Je noie l’appel au sommeil de mon cerveau dans un déluge de notes de piano. Ce même disque qui m’accompagne toutes les journées que j’étire dans la nuit pour grappiller du temps. Le vinyle est usé jusqu’à la corde… comme moi.
J’ouvre un nouveau document vide et sans titre, avec l’intention de le remplir.
Noircir des pages de mots, c’est ce que je préfère.
Noircir toutes les cases de mon agenda, jusqu’à la dernière, avec cette fausse impression de combler le vide : c’est mon quotidien. Mais la vérité, c’est que plus je le comble, plus ce vide m’habite.
Et parce qu’il faut bien trouver un titre à ce document ― vide, lui aussi ―, j’inscris intuitivement : Incohérence.
Bienvenue donc dans mon incohérence.
Je ne suis pas là pour vous parler de mon emploi du temps. Si j’écris ce billet, c’est d’abord pour aborder le sujet de l’écoanxiété. Cette réalité dont j’ai pris la pleine mesure, il y a de cela près de deux ans, en échangeant avec des gens qui en souffrent ainsi qu’avec ceux qui l’étudient. Un mal-être fondé et souvent mal compris qu’éprouve un nombre grandissant de personnes. Une vague de lucidité que j’ai moi-même avalée comme un bouillon. On la reçoit. On s’étouffe, on tousse, on crache. Et après ? Quoique « sains » et saufs, on ne peut plus l’ignorer. Elle est là, quelque part, cette vérité qui nous empêche de respirer à pleins poumons.
Et la vérité c’est que nous sommes à un point de non-retour. Ou on agit collectivement, ou on embaume le vivant. Même parfumée, cette suite ne sent pas bon et c’est pourtant celle vers laquelle nous nous dirigeons à l’heure actuelle.
Que nous devions réduire nos émissions de gaz à effet de serre de 45 % d’ici 2030 et atteindre la carboneutralité d’ici 2050, sans quoi surviendront des dommages irréversibles pour la planète, on le sait. Tout le monde le sait. Mais l’évidence est dure à avaler. C’est peut-être pour ça qu’on parfume, parce que la vérité « goûte mauvais ». Extinction d’espèces au goût de cerise. Millions de déplacés saveur raisin. Terres inondées à croquer pour les amateurs d’oranges. On avale, on dilue et le mal passe… jusqu’à la prochaine nausée. Or, on ne guérit ni l’humain ni la Terre à coups de pilules bonbon.
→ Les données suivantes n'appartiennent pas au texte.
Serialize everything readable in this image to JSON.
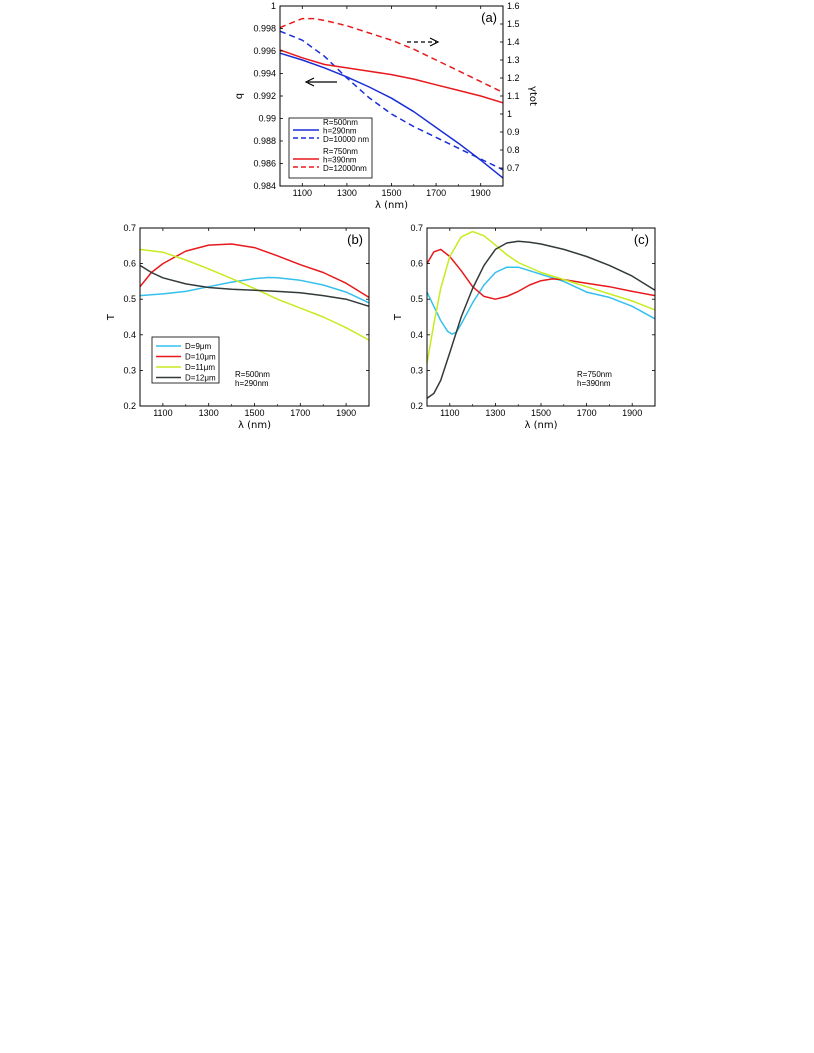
{
  "chart_data": [
    {
      "panel": "a",
      "type": "line",
      "label": "(a)",
      "xlabel": "λ (nm)",
      "ylabel": "q",
      "y2label": "γtot",
      "xlim": [
        1000,
        2000
      ],
      "ylim": [
        0.984,
        1.0
      ],
      "y2lim": [
        0.6,
        1.6
      ],
      "xticks": [
        "1100",
        "1300",
        "1500",
        "1700",
        "1900"
      ],
      "yticks": [
        "0.984",
        "0.986",
        "0.988",
        "0.99",
        "0.992",
        "0.994",
        "0.996",
        "0.998",
        "1"
      ],
      "y2ticks": [
        "0.7",
        "0.8",
        "0.9",
        "1",
        "1.1",
        "1.2",
        "1.3",
        "1.4",
        "1.5",
        "1.6"
      ],
      "legend": {
        "groups": [
          {
            "lines": [
              "R=500nm",
              "h=290nm",
              "D=10000 nm"
            ],
            "color": "#1a2ed8"
          },
          {
            "lines": [
              "R=750nm",
              "h=390nm",
              "D=12000nm"
            ],
            "color": "#e8191c"
          }
        ]
      },
      "series": [
        {
          "axis": "left",
          "color": "#1a2ed8",
          "dash": false,
          "x": [
            1000,
            1100,
            1200,
            1300,
            1400,
            1500,
            1600,
            1700,
            1800,
            1900,
            2000
          ],
          "y": [
            0.9958,
            0.9952,
            0.9945,
            0.9937,
            0.9928,
            0.9918,
            0.9906,
            0.9892,
            0.9878,
            0.9863,
            0.9847
          ]
        },
        {
          "axis": "right",
          "color": "#1a2ed8",
          "dash": true,
          "x": [
            1000,
            1100,
            1200,
            1300,
            1400,
            1500,
            1600,
            1700,
            1800,
            1900,
            2000
          ],
          "y": [
            1.46,
            1.41,
            1.32,
            1.2,
            1.09,
            1.0,
            0.93,
            0.87,
            0.81,
            0.75,
            0.69
          ]
        },
        {
          "axis": "left",
          "color": "#e8191c",
          "dash": false,
          "x": [
            1000,
            1100,
            1200,
            1300,
            1400,
            1500,
            1600,
            1700,
            1800,
            1900,
            2000
          ],
          "y": [
            0.9961,
            0.9954,
            0.9948,
            0.9945,
            0.9942,
            0.9939,
            0.9935,
            0.993,
            0.9925,
            0.992,
            0.9914
          ]
        },
        {
          "axis": "right",
          "color": "#e8191c",
          "dash": true,
          "x": [
            1000,
            1100,
            1150,
            1200,
            1300,
            1400,
            1500,
            1600,
            1700,
            1800,
            1900,
            2000
          ],
          "y": [
            1.48,
            1.53,
            1.53,
            1.52,
            1.49,
            1.45,
            1.41,
            1.36,
            1.3,
            1.24,
            1.18,
            1.12
          ]
        }
      ],
      "arrows": [
        {
          "direction": "left",
          "style": "solid"
        },
        {
          "direction": "right",
          "style": "dashed"
        }
      ]
    },
    {
      "panel": "b",
      "type": "line",
      "label": "(b)",
      "xlabel": "λ (nm)",
      "ylabel": "T",
      "xlim": [
        1000,
        2000
      ],
      "ylim": [
        0.2,
        0.7
      ],
      "xticks": [
        "1100",
        "1300",
        "1500",
        "1700",
        "1900"
      ],
      "yticks": [
        "0.2",
        "0.3",
        "0.4",
        "0.5",
        "0.6",
        "0.7"
      ],
      "annotation": [
        "R=500nm",
        "h=290nm"
      ],
      "legend": [
        {
          "text": "D=9μm",
          "color": "#35c0ec"
        },
        {
          "text": "D=10μm",
          "color": "#e8191c"
        },
        {
          "text": "D=11μm",
          "color": "#c6ec1f"
        },
        {
          "text": "D=12μm",
          "color": "#333b3a"
        }
      ],
      "series": [
        {
          "name": "D=9μm",
          "color": "#35c0ec",
          "x": [
            1000,
            1100,
            1200,
            1300,
            1400,
            1500,
            1560,
            1600,
            1700,
            1800,
            1900,
            2000
          ],
          "y": [
            0.51,
            0.515,
            0.522,
            0.535,
            0.548,
            0.558,
            0.561,
            0.56,
            0.553,
            0.54,
            0.52,
            0.49
          ]
        },
        {
          "name": "D=10μm",
          "color": "#e8191c",
          "x": [
            1000,
            1050,
            1100,
            1200,
            1300,
            1400,
            1500,
            1600,
            1700,
            1800,
            1900,
            2000
          ],
          "y": [
            0.535,
            0.575,
            0.6,
            0.635,
            0.652,
            0.655,
            0.645,
            0.622,
            0.597,
            0.575,
            0.545,
            0.505
          ]
        },
        {
          "name": "D=11μm",
          "color": "#c6ec1f",
          "x": [
            1000,
            1100,
            1200,
            1300,
            1400,
            1500,
            1600,
            1700,
            1800,
            1900,
            2000
          ],
          "y": [
            0.64,
            0.632,
            0.61,
            0.585,
            0.558,
            0.53,
            0.5,
            0.475,
            0.45,
            0.42,
            0.385
          ]
        },
        {
          "name": "D=12μm",
          "color": "#333b3a",
          "x": [
            1000,
            1050,
            1100,
            1200,
            1300,
            1400,
            1500,
            1600,
            1700,
            1800,
            1900,
            2000
          ],
          "y": [
            0.595,
            0.575,
            0.56,
            0.543,
            0.533,
            0.528,
            0.525,
            0.522,
            0.518,
            0.51,
            0.5,
            0.48
          ]
        }
      ]
    },
    {
      "panel": "c",
      "type": "line",
      "label": "(c)",
      "xlabel": "λ (nm)",
      "ylabel": "T",
      "xlim": [
        1000,
        2000
      ],
      "ylim": [
        0.2,
        0.7
      ],
      "xticks": [
        "1100",
        "1300",
        "1500",
        "1700",
        "1900"
      ],
      "yticks": [
        "0.2",
        "0.3",
        "0.4",
        "0.5",
        "0.6",
        "0.7"
      ],
      "annotation": [
        "R=750nm",
        "h=390nm"
      ],
      "series": [
        {
          "name": "D=9μm",
          "color": "#35c0ec",
          "x": [
            1000,
            1030,
            1060,
            1090,
            1110,
            1130,
            1150,
            1200,
            1250,
            1300,
            1350,
            1400,
            1450,
            1500,
            1600,
            1700,
            1800,
            1900,
            2000
          ],
          "y": [
            0.52,
            0.48,
            0.44,
            0.41,
            0.402,
            0.408,
            0.43,
            0.49,
            0.54,
            0.575,
            0.59,
            0.59,
            0.58,
            0.57,
            0.55,
            0.52,
            0.505,
            0.48,
            0.445
          ]
        },
        {
          "name": "D=10μm",
          "color": "#e8191c",
          "x": [
            1000,
            1030,
            1060,
            1100,
            1150,
            1200,
            1250,
            1300,
            1350,
            1400,
            1450,
            1500,
            1550,
            1600,
            1700,
            1800,
            1900,
            2000
          ],
          "y": [
            0.6,
            0.633,
            0.64,
            0.62,
            0.58,
            0.535,
            0.508,
            0.5,
            0.508,
            0.522,
            0.54,
            0.552,
            0.557,
            0.555,
            0.545,
            0.535,
            0.522,
            0.51
          ]
        },
        {
          "name": "D=11μm",
          "color": "#c6ec1f",
          "x": [
            1000,
            1030,
            1060,
            1100,
            1150,
            1200,
            1250,
            1300,
            1350,
            1400,
            1500,
            1600,
            1700,
            1800,
            1900,
            2000
          ],
          "y": [
            0.32,
            0.43,
            0.53,
            0.62,
            0.675,
            0.69,
            0.678,
            0.652,
            0.625,
            0.603,
            0.575,
            0.555,
            0.535,
            0.515,
            0.495,
            0.47
          ]
        },
        {
          "name": "D=12μm",
          "color": "#333b3a",
          "x": [
            1000,
            1030,
            1060,
            1100,
            1150,
            1200,
            1250,
            1300,
            1350,
            1400,
            1450,
            1500,
            1600,
            1700,
            1800,
            1900,
            2000
          ],
          "y": [
            0.222,
            0.235,
            0.272,
            0.35,
            0.45,
            0.53,
            0.595,
            0.64,
            0.658,
            0.663,
            0.66,
            0.655,
            0.64,
            0.62,
            0.595,
            0.565,
            0.525
          ]
        }
      ]
    }
  ]
}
Si j’ai entrepris l’écriture de ce livre, c’était d’abord pour comprendre. Comprendre cette peur chronique du désastre environnemental dont on parlait abondamment avec une désinvolture qui me laissait perplexe. Écoanxiété : pourquoi tant user d’un mot que chacun peine à définir ? Serions-nous en train d’en faire un cliché avant même d’en avoir saisi l’essence ? C’était mon impression. Ça l’est toujours.
Mon vieux vinyle et moi avons passé des nuits à nous tordre les sillons et l’esprit pour essayer de saisir les origines et la réelle nature de ce trouble. La tête plongée jusqu’aux petites heures du matin dans la littérature scientifique et les témoignages.
Or, maintenant que ce livre est terminé, sa matérialité me fait l’effet d’un miroir grossissant. La quatrième de couverture me renvoie mon image… et mes contradictions. N’ayant plus le loisir de me perdre dans les récits des autres, je me retrouve seule en tête-à-tête avec ma conscience, qui me dévisage dans un silence inconfortable.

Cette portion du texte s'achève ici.